No. The Bible doesn’t use the modern phrase, but it isn’t truly silent about marriage at all—it defines it. And a positive definition sets the boundary: once God establishes what marriage is, He has also established what it is not. Silence about a phrase is not permission for a practice.
What does the Bible say about the definition of marriage?
Scripture presents marriage as a covenant union of one man and one woman, becoming “one flesh” (Genesis 2:24). Jesus reaffirms this male-and-female pattern (Matthew 19:4–6), and the rest of the Bible treats it as the established norm rather than one option among many.
Did Jesus ever directly address homosexuality or same-sex marriage?
Jesus didn’t use those modern terms, but He spoke directly about marriage itself—grounding it in the creation of humanity as male and female and in the one-flesh union of Genesis (Matthew 19). When He defined marriage, He affirmed that design and, on divorce, raised the standard rather than relaxing it.
Is the argument from silence a valid hermeneutical method?
Only in a very limited way. Absence of evidence is not evidence of permission. Historians regard it as one of the weakest forms of reasoning, and in Scripture it is overruled wherever a positive teaching exists—as it does for marriage. Silence must always be read in the light of what is actually said.
What does Genesis 2 establish about the nature of marriage?
Genesis 2:24 sets out the pattern: a man leaves his parents, holds fast to his wife, and the two become one flesh. This is the creation ordinance—complementary (male and female), covenantal (a binding, faithful union), and foundational, cited as authoritative by both Jesus and Paul.
How should Christians respond to the claim that same-sex marriage isn’t condemned in Scripture?

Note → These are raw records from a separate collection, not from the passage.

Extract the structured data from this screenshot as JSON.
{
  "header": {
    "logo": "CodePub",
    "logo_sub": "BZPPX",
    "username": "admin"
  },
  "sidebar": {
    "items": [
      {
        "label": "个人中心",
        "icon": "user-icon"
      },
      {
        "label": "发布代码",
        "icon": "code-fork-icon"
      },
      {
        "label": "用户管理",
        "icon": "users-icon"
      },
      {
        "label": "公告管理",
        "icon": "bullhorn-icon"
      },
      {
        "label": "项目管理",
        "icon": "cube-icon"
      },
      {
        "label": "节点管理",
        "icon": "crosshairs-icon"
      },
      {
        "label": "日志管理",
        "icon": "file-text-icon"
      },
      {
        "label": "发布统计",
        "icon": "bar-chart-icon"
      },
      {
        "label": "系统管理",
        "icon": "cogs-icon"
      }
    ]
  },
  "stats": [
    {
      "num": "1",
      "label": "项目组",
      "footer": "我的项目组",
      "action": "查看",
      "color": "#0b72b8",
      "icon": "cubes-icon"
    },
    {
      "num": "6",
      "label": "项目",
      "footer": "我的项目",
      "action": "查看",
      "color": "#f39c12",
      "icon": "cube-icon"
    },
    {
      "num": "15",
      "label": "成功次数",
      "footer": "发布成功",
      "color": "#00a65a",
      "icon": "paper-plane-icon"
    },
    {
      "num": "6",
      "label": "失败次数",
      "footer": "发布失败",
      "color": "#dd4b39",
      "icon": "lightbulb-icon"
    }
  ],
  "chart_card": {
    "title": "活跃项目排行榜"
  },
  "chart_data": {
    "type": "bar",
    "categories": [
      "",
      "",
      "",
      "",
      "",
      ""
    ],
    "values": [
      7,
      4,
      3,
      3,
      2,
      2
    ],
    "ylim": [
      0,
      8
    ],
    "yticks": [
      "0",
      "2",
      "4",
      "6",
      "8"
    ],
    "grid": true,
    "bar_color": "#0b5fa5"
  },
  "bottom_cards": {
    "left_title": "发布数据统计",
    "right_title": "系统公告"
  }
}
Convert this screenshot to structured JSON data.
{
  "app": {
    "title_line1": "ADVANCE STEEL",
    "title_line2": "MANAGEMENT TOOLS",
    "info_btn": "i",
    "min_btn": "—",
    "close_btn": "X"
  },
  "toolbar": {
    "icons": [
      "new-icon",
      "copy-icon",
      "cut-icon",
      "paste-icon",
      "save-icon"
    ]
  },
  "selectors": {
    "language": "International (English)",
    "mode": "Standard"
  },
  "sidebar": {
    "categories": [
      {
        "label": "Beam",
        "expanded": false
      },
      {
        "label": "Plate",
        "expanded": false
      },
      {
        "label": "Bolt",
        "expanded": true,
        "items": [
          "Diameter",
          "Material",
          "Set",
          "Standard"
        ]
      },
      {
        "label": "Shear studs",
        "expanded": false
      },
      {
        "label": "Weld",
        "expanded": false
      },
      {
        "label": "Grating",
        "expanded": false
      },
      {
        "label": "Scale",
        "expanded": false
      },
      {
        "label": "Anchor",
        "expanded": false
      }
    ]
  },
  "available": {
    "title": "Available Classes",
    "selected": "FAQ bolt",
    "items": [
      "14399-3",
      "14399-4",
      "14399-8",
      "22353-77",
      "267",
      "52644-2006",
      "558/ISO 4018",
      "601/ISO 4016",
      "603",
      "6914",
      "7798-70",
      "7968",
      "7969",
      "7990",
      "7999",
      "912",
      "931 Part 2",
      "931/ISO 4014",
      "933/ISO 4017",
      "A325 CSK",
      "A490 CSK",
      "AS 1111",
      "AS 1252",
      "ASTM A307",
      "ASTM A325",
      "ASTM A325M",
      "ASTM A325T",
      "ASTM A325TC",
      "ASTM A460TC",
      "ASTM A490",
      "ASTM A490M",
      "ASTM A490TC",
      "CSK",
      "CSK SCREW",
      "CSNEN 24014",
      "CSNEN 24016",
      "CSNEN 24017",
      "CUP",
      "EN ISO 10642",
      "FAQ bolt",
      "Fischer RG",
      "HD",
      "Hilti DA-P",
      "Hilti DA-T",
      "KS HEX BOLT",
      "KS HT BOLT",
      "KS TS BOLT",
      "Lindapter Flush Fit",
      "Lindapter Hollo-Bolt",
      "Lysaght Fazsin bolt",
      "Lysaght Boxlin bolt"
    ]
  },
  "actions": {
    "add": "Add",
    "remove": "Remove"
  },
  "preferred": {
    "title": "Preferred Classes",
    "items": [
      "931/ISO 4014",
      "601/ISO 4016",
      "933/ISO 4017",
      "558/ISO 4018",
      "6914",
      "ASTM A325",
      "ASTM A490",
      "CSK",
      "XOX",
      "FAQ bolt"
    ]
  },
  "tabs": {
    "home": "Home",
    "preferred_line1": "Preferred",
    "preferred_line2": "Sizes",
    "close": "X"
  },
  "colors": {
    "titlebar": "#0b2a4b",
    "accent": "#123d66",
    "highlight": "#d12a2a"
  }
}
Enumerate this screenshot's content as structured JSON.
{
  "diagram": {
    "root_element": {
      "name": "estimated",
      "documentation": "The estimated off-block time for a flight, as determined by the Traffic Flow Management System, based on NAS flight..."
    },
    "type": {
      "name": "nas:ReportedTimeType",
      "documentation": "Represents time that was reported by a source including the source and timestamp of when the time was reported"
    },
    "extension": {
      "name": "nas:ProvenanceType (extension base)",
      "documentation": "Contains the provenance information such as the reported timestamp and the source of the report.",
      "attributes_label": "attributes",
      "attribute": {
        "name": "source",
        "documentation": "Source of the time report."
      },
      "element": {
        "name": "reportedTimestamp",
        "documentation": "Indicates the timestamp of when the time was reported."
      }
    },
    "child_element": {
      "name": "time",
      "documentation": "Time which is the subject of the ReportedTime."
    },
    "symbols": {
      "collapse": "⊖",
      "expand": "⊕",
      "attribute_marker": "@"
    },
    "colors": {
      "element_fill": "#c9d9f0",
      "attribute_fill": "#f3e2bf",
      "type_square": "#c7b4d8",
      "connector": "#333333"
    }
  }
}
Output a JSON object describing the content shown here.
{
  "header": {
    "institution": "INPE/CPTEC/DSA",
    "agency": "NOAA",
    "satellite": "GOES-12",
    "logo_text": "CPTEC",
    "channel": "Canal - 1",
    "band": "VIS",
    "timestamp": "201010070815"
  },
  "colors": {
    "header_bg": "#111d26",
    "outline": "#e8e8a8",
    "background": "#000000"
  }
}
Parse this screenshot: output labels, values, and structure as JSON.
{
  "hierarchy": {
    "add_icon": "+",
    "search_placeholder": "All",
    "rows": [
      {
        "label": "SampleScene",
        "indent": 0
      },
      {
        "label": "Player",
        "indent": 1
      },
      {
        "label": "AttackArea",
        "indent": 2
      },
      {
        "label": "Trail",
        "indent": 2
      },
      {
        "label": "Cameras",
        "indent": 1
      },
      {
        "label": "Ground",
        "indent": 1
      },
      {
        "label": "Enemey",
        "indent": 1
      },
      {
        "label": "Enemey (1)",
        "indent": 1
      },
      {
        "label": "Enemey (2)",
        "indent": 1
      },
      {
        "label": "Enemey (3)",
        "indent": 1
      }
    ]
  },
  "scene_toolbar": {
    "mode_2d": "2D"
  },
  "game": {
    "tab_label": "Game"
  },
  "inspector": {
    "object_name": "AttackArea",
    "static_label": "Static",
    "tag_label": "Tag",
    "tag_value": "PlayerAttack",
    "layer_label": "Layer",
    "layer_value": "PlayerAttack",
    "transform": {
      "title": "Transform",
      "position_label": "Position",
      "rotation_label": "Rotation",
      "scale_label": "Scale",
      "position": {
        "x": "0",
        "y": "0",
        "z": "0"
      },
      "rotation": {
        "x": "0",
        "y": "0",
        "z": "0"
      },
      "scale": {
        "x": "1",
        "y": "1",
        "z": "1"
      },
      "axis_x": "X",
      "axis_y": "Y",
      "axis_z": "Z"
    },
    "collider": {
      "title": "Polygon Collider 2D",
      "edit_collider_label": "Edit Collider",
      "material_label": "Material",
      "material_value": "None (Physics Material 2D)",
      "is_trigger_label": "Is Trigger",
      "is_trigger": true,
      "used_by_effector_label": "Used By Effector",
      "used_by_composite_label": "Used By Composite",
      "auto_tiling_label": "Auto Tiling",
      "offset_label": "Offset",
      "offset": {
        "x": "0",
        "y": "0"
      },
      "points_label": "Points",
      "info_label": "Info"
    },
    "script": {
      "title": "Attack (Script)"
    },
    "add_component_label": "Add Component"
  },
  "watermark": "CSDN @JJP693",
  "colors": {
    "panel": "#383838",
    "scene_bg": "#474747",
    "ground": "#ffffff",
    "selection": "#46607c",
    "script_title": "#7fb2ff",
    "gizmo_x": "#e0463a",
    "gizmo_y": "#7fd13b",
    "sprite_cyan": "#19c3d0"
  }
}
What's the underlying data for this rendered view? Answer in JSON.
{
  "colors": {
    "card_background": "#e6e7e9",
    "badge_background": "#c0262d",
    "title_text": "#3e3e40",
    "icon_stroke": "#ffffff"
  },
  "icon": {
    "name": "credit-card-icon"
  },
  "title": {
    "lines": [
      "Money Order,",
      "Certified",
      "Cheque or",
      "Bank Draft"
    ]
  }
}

Agree that the exact phrase isn’t there, then reframe: the question is what Scripture defines, not what it omits. Point to Genesis, Jesus, and Paul to show the positive case, and speak with grace throughout. Truth and kindness belong together.
What does Romans 1 teach about same-sex relationships?
In Romans 1:26–27, Paul describes same-sex sexual behaviour as a departure from the Creator’s evident design, framed within humanity’s wider turn away from God. Crucially, the same gospel that names the problem also offers cleansing and new life (1 Corinthians 6:11)—the tone is restorative, not merely condemning.